NEW YORK/HOUSTONNEW YORK/HOUSTON Dec 21 (Reuters) - U.S. shale producers are slamming the brakes on next year's drilling with crude prices off 40 percent and mounting fears of oversupply, paring budgets that in some cases were set only weeks earlier.
The reversal is alarming because blistering growth in shale fields has propelled U.S. crude output 16 percent to about 10.9 million barrels per day for 2018, above Saudi Arabia and Russia. Production has been expected to rise 11 percent more in 2019 as large oil firms and independents added wells this year.
Shale producer Centennial Resource Development on Thursday joined rivals Diamondback Energy, and Parsley Energy in canceling drilling rig additions next year. Centennial, led by shale pioneer Mark Papa, withdrew its 2020 production target and canceled plans to add 2.5 drilling rigs, citing market weakness.
Right now, shale prices are close to break even levels. U.S. crude futures for 2019, based on an average of the year's monthly contracts, this week dropped below $50 a barrel, near the $46-$50-per-barrel level that shale producers in the Permian Basin, the largest oil field in the United States, need to cover their costs.
The price drop is "a shock," said John Roby, chief executive of Dallas, Texas-based oil producer Teal Natural Resources LLC. "A lot of people are cutting back development programs and cutting rigs," he said.
On Friday, U.S. crude slipped below $46 a barrel.
Centennial said in a securities filing it could no longer stand by its 2020 projections or add rigs next year "in light of the current macro environment." Just six weeks ago, it forecast 2020 output of 65,000 bpd with "attractive" returns based on a U.S. oil price of $75 a barrel.
Centennial's Papa was not available for comment.
"Realized pricing in the Permian Basin is near levels not seen since the end of 2016 while service costs have increased by about 35 percent during the same time period," said Travis Stice, CEO of Diamondback. The company cut three rigs, and plans to operate 18 to 22 rigs next year, down from 24 now.
"If commodity prices continue to decline, we will further reduce activity to match our budget to expected annual operating cash flow," Stice said in a statement.
Goodrich Petroleum Corp this week also cut its 2019 capital spending plan by $40 million and Abraxas Petroleum Corp said it has scrapped a $108 million budget draft and will release a new one early in the year. Ring Energy also disclosed plans to cut one of its two drilling rigs.

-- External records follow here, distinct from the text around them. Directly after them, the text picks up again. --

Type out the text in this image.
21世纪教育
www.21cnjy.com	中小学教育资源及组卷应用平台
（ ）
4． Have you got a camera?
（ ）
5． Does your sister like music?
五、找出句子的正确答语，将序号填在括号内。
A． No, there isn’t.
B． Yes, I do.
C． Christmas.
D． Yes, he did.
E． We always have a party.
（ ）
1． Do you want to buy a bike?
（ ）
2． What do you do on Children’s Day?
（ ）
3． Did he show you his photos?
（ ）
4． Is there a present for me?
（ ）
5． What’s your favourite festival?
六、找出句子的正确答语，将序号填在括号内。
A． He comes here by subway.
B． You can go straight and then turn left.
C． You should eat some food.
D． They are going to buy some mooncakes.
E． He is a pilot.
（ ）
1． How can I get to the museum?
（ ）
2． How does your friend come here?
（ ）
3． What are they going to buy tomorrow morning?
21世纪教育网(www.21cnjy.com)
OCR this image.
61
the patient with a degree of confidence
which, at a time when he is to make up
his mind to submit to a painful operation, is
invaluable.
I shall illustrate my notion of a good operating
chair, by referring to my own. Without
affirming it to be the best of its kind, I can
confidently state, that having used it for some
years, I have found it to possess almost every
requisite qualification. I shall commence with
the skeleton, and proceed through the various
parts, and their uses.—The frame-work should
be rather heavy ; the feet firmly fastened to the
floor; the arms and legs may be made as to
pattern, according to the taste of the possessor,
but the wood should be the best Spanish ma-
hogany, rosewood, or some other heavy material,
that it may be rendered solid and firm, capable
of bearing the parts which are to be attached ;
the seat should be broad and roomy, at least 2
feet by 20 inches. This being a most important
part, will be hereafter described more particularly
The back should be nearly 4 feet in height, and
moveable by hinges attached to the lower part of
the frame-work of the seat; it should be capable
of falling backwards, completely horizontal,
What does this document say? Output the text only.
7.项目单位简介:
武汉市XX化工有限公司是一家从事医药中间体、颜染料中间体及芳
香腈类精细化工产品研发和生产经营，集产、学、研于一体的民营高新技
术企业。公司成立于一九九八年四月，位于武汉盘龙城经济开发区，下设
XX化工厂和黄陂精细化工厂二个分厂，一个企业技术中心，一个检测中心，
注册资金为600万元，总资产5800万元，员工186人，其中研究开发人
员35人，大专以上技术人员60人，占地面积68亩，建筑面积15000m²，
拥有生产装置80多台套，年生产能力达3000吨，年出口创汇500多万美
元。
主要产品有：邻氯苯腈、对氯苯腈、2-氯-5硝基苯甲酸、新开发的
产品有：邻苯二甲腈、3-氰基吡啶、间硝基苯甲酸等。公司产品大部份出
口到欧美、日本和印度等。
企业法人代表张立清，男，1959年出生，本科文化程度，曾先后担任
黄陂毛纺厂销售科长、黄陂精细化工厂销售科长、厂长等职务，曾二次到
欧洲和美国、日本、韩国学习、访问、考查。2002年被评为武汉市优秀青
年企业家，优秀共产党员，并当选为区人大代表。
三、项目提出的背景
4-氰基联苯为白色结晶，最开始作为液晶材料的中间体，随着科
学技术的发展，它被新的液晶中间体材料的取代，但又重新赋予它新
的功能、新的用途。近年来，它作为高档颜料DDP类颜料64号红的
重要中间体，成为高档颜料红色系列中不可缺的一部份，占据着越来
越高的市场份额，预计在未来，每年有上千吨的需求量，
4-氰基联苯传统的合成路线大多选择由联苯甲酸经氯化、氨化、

Weaker oil prices are squeezing companies and increasing borrowing costs. Investors have sold shares in companies that increased their drilling budgets, pressuring for cuts.
This year's shale expansion by oil majors Exxon Mobil and Chevron also has helped drive up service costs for smaller companies working in West Texas, further pressuring margins.
The shale cutbacks are the first of what is expected to be a wave of companies shedding rigs and slashing spending budgets, said Matthew Lemme, a portfolio manager with investment firm Cushing Asset Management.
"You can’t stick your head in the sand and pretend that oil hasn't fallen 20 bucks in a couple of months," Lemme said.
The message that investors continue to send oil and gas producers is: "Stay within cash flow no matter what the oil price is," Lemme said.
That conservative view of budgets will mean additional rigs and service crews that hydraulically fracture shale wells will be idled, slowing North American production growth in 2019, Lemme said.
The number of active drilling rigs has dropped to the lowest since October, but producers in the Permian Basin have banked a record number of drilled wells waiting to be completed and tied to pipelines. That inventory could be tapped quicker than having to drill new wells.
"Shale companies outside the Permian appear to face greater financial distress, and we think they would need to scale back activity more were prices to stay low," Standard Chartered said in a note.